Come è noto la manovra non è riuscita. Zanetti è stato sconfessato dalla maggioranza dei parlamentari rimasti in Scelta Civica. Ed anche se la fusione del suo troncone di ex montiani con Ala si è comunque realizzato, la nuova formazione politica non sembra essere in grado di sostituire gli alfaniani nel ruolo di alleato principale e determinante del Partito Democratico di Matteo Renzi.
La questione non è di poco conto. Perché mentre la Turchia è sconvolta dal contro- golpe di Erdogan, negli Stati Uniti continua la caccia all’agente di polizia, l’Europa è paralizzata dalla paura di nuove stragi come quella di Nizza, la vera ed unica preoccupazione dei “cespugli” centristi nostrani è quella di farsi la guerra tra di loro per conquistare il ruolo di alleato strategico di Matteo Renzi.

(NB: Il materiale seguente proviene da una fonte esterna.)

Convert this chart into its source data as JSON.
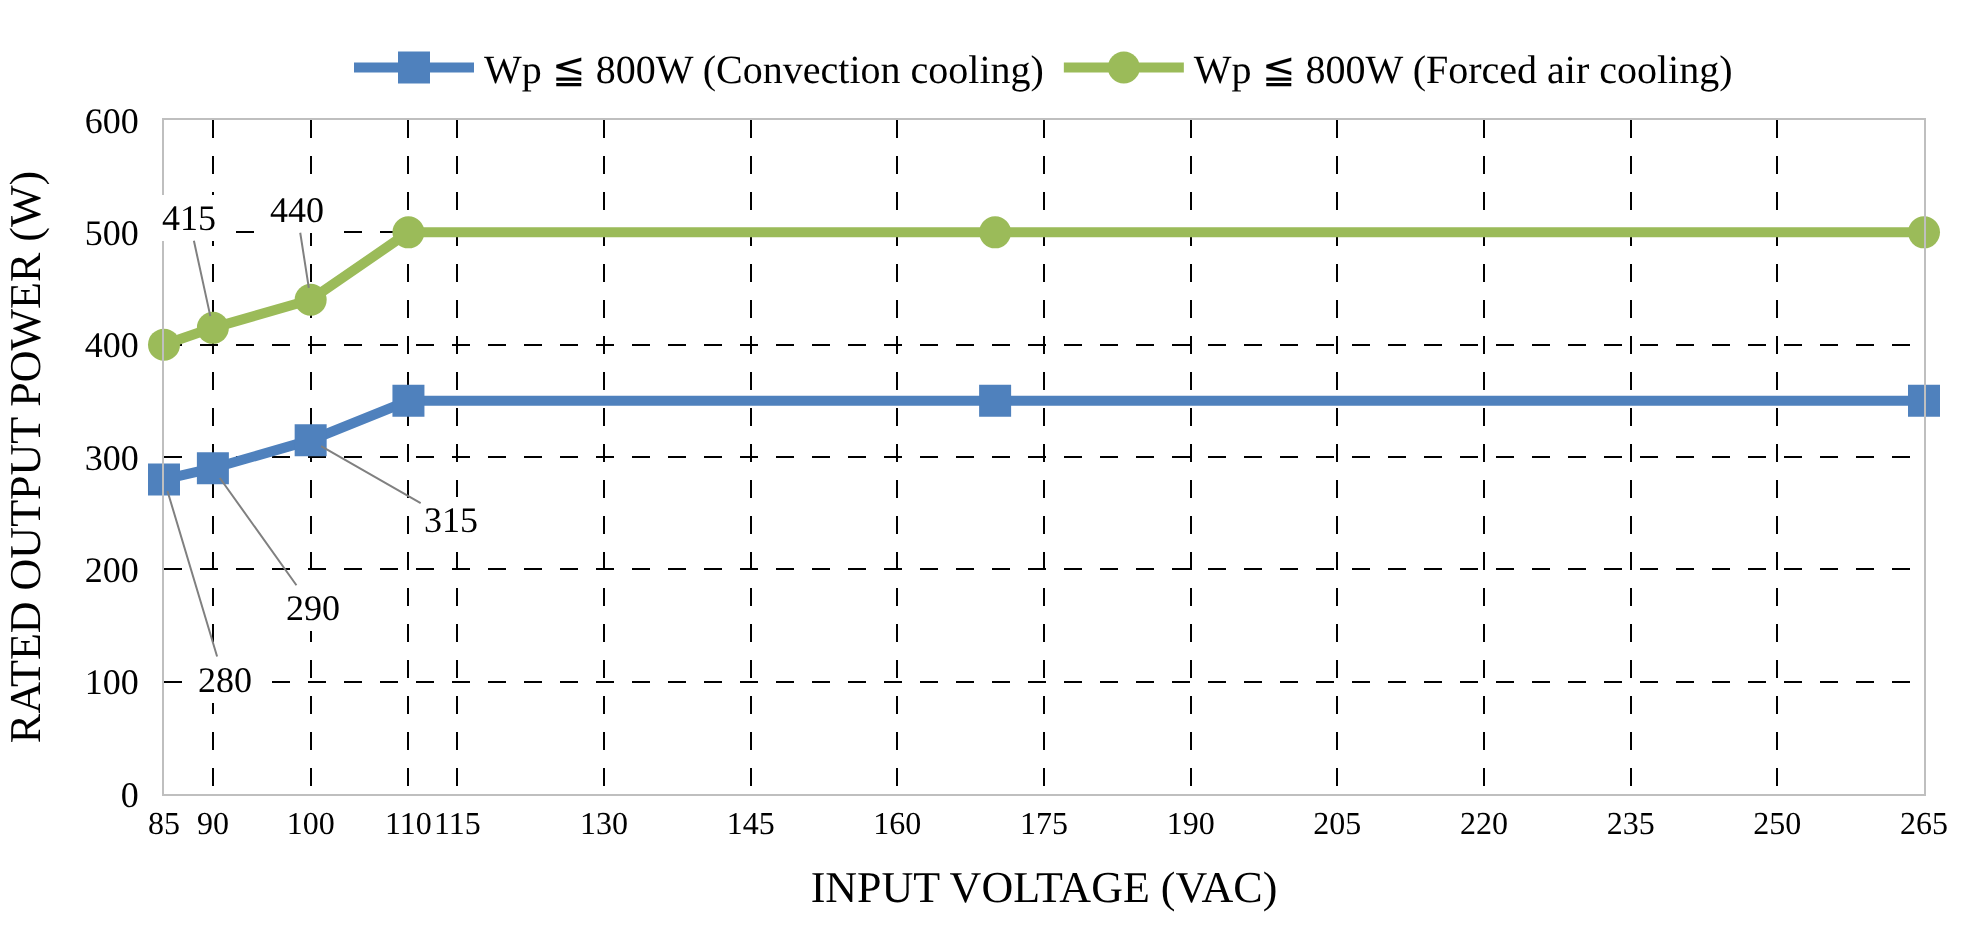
{
  "chart_data": {
    "type": "line",
    "xlabel": "INPUT VOLTAGE (VAC)",
    "ylabel": "RATED OUTPUT POWER (W)",
    "x": [
      85,
      90,
      100,
      110,
      170,
      265
    ],
    "series": [
      {
        "name": "Wp ≦ 800W (Convection cooling)",
        "color": "#4f81bd",
        "marker": "square",
        "values": [
          280,
          290,
          315,
          350,
          350,
          350
        ],
        "value_labels": [
          "280",
          "290",
          "315",
          null,
          null,
          null
        ]
      },
      {
        "name": "Wp ≦ 800W (Forced air cooling)",
        "color": "#9bbb59",
        "marker": "circle",
        "values": [
          400,
          415,
          440,
          500,
          500,
          500
        ],
        "value_labels": [
          null,
          "415",
          "440",
          null,
          null,
          null
        ]
      }
    ],
    "xlim": [
      85,
      265
    ],
    "xticks": [
      85,
      90,
      100,
      110,
      115,
      130,
      145,
      160,
      175,
      190,
      205,
      220,
      235,
      250,
      265
    ],
    "ylim": [
      0,
      600
    ],
    "yticks": [
      0,
      100,
      200,
      300,
      400,
      500,
      600
    ],
    "grid": true,
    "legend": "top",
    "line_style": "solid"
  }
}
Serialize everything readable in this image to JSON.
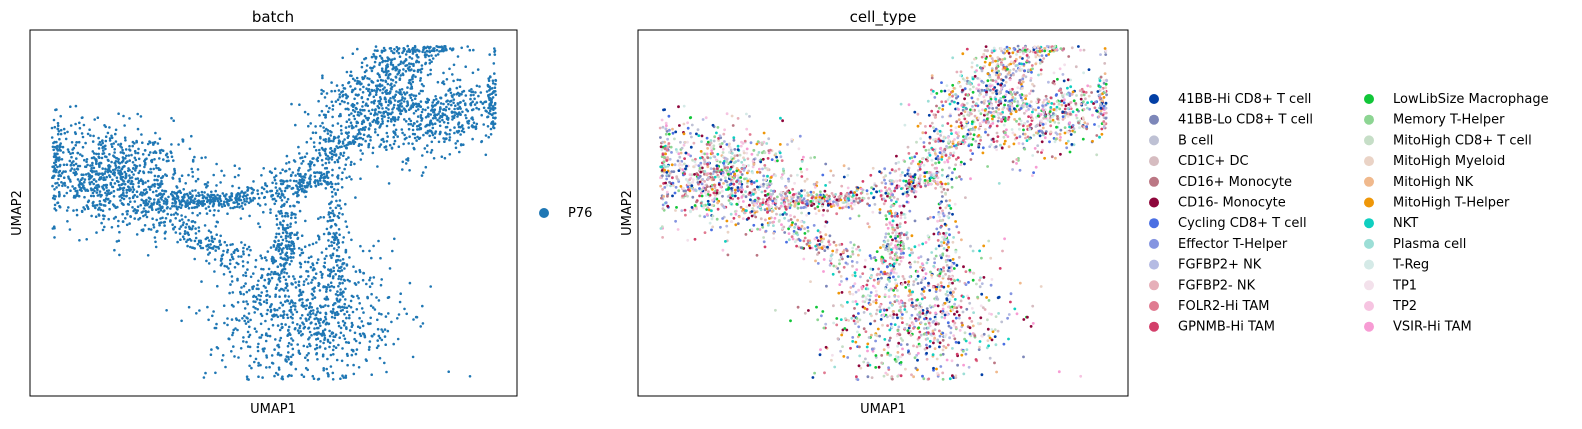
{
  "chart_data": [
    {
      "type": "scatter",
      "title": "batch",
      "xlabel": "UMAP1",
      "ylabel": "UMAP2",
      "grid": false,
      "x_ticks": false,
      "y_ticks": false,
      "legend_placement": "right",
      "color_by": "batch",
      "series": [
        {
          "name": "P76",
          "color": "#1f77b4"
        }
      ]
    },
    {
      "type": "scatter",
      "title": "cell_type",
      "xlabel": "UMAP1",
      "ylabel": "UMAP2",
      "grid": false,
      "x_ticks": false,
      "y_ticks": false,
      "legend_placement": "right",
      "legend_columns": 2,
      "color_by": "cell_type",
      "series": [
        {
          "name": "41BB-Hi CD8+ T cell",
          "color": "#023fa5"
        },
        {
          "name": "41BB-Lo CD8+ T cell",
          "color": "#7d87b9"
        },
        {
          "name": "B cell",
          "color": "#bec1d4"
        },
        {
          "name": "CD1C+ DC",
          "color": "#d6bcc0"
        },
        {
          "name": "CD16+ Monocyte",
          "color": "#bb7784"
        },
        {
          "name": "CD16- Monocyte",
          "color": "#8e063b"
        },
        {
          "name": "Cycling CD8+ T cell",
          "color": "#4a6fe3"
        },
        {
          "name": "Effector T-Helper",
          "color": "#8595e1"
        },
        {
          "name": "FGFBP2+ NK",
          "color": "#b5bbe3"
        },
        {
          "name": "FGFBP2- NK",
          "color": "#e6afb9"
        },
        {
          "name": "FOLR2-Hi TAM",
          "color": "#e07b91"
        },
        {
          "name": "GPNMB-Hi TAM",
          "color": "#d33f6a"
        },
        {
          "name": "LowLibSize Macrophage",
          "color": "#11c638"
        },
        {
          "name": "Memory T-Helper",
          "color": "#8dd593"
        },
        {
          "name": "MitoHigh CD8+ T cell",
          "color": "#c6dec7"
        },
        {
          "name": "MitoHigh Myeloid",
          "color": "#ead3c6"
        },
        {
          "name": "MitoHigh NK",
          "color": "#f0b98d"
        },
        {
          "name": "MitoHigh T-Helper",
          "color": "#ef9708"
        },
        {
          "name": "NKT",
          "color": "#0fcfc0"
        },
        {
          "name": "Plasma cell",
          "color": "#9cded6"
        },
        {
          "name": "T-Reg",
          "color": "#d5eae7"
        },
        {
          "name": "TP1",
          "color": "#f3e1eb"
        },
        {
          "name": "TP2",
          "color": "#f6c4e1"
        },
        {
          "name": "VSIR-Hi TAM",
          "color": "#f79cd4"
        }
      ]
    }
  ]
}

A parole sia gli alfaniani di Ncd, i verdianiani di Ala, i zanettiani del pezzo scissionista di Scelta Civica e gli stessi ex montiani ostili a Zanetti dicono tutti di voler dare vita ad un grande centro unitario capace di dare vita ad un nuovo centrosinistra in alleanza con il Pd. Nei fatti ognuno pensa che il leader naturale di questo nuovo centro sia se stesso. E fa di tutto per segare gli altri pretendenti.
L’operazione di Zanetti e Verdini va vista in questa chiave. Più che essere una manovra per far digerire alla sinistra Pd l’ingresso ufficiale di Denis nel governo è una operazione per segare le gambe ad Angelino Alfano e mandare all’aria il suo disegno di diventare il leader incontrastato del nuovo centro. L’aspetto più bizzarro dell’intera faccenda non è che mentre il mondo brucia ognuno si preoccupa del proprio “particulare”, ma che nessuno dei contendenti si accorge si fare i conti senza l’oste rappresentato dal voto degli elettori. Ognuno vuole i gradi da generale ma di un esercito che esiste solo sulla carta.
Senza lilleri, si dice in Toscana, non si lallera. Come dire che senza voti non si fa politica!